First off, and most ridiculously impressive, was the band's punctuality! This may seem like an insane thing to bring up in a review, but when a headliner at a club show is on the stage at 10, as advertised, it is a thing of goddamned beauty, especially on a weeknight. It's a small thing that shows a respect for the audience and starts things off on a nice little note. From the get-go, the sound mixing was on-point. Volume distortion is a constant battle at smaller club shows, especially with a powerful (and important) lead singer, but this was crystal clear – the Casual Smokers loud, but Caplan's voice front and centre, like it needed to be. The crispness of the mixing allowed to crowd to focus on and bond with the songs. These magnificent songs deserve to be heard as clearly possible.
The title track from Caplan's last album, Birds With Broken Wings (2015), kicked things off in riveting fashion. It got the small but dedicated crowd moving, allowed each member of the band to spread their own broken wings and the “La da da da, la da da da...” chords got everyone immediately engaged and singing along. Caplan noticed the crowd's enthusiasm and, more impressively, showed off his knowledge of the city when he remarked, “Victoria! I've never seen this side of you. It's always been old people and beaches.” Even Caplan's banter was on-point.
I'm not often one for mushier love songs, but hearing “Lover's Waltz” live was a legitimately arresting experience. It was such a captivating performance – so lush, passionate and gentle. So good was the performance, so genuinely entrancing, it led me to ask myself, “Why in the bloody world are there people talking so loudly around me right now? Why can't these same people conduct their conversations during the louder songs when they won't so readily interfere with their fellow audience members' enjoyment of beautiful quiet moments like this?” Then I felt like a curmudgeon. Then I thought, “Fuck these people. I'm right. Everyone should be paying attention right now.” Thankfully Caplan quickly overpowered these inconsiderate squids. At the other end of love songs was the heart-wrenchingly introspective and honest break-up song, “Drift Apart.” All of those feelings...so, so familiar. Ouch, my feelings.
Caplan's flare for the dramatic reached a crescendo as he “gargoyled” up onto the stool behind his keys during the opening notes of the haunting and skeletal “Devil Town.” I wouldn't feel safe walking around a city at night with this song playing. Shivers. With songs like that and “Under Control,” (which includes the lyric “The world never stops and there's nowhere to hide) I wouldn't doubt Caplan & The Casual Smokers have provided the score for at least a few peoples' nightmares.

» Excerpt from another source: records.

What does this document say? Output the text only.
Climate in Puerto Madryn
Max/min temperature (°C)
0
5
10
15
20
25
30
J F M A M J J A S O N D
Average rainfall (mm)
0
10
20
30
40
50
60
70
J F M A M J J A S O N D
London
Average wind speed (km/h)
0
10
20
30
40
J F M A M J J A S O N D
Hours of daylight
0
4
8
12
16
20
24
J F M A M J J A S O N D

Watching Caplan introduce his band, The Casual Smokers, whose names I completely missed (My since apologies. It was bad form by me), I was struck with the idea that Caplan would make an incredible wrestling manager. He had the crowd worked up into more of a fever pitch than I've seen for the non-leads of a band in a long time. By the time the band got deep into “Down To The River” it was almost too much. There was just so much passion, such an output of emotion and energy. I was sapped but I couldn't look away. Lucky for me Caplan saved “Stranger” for the end of the show where it could pack the most wallop and punch out the last little bit of resistance I had left in me.
The combination of Caplan's voice, his ability to write legit interesting songs and the big, bright, unique arrangements that anchor the whole thing make a Ben Caplan & The Casual Smokers show made for one of the best Wednesday nights of music I've ever had. From the reaction of everyone around me, I think I'm probably speaking for everyone on this.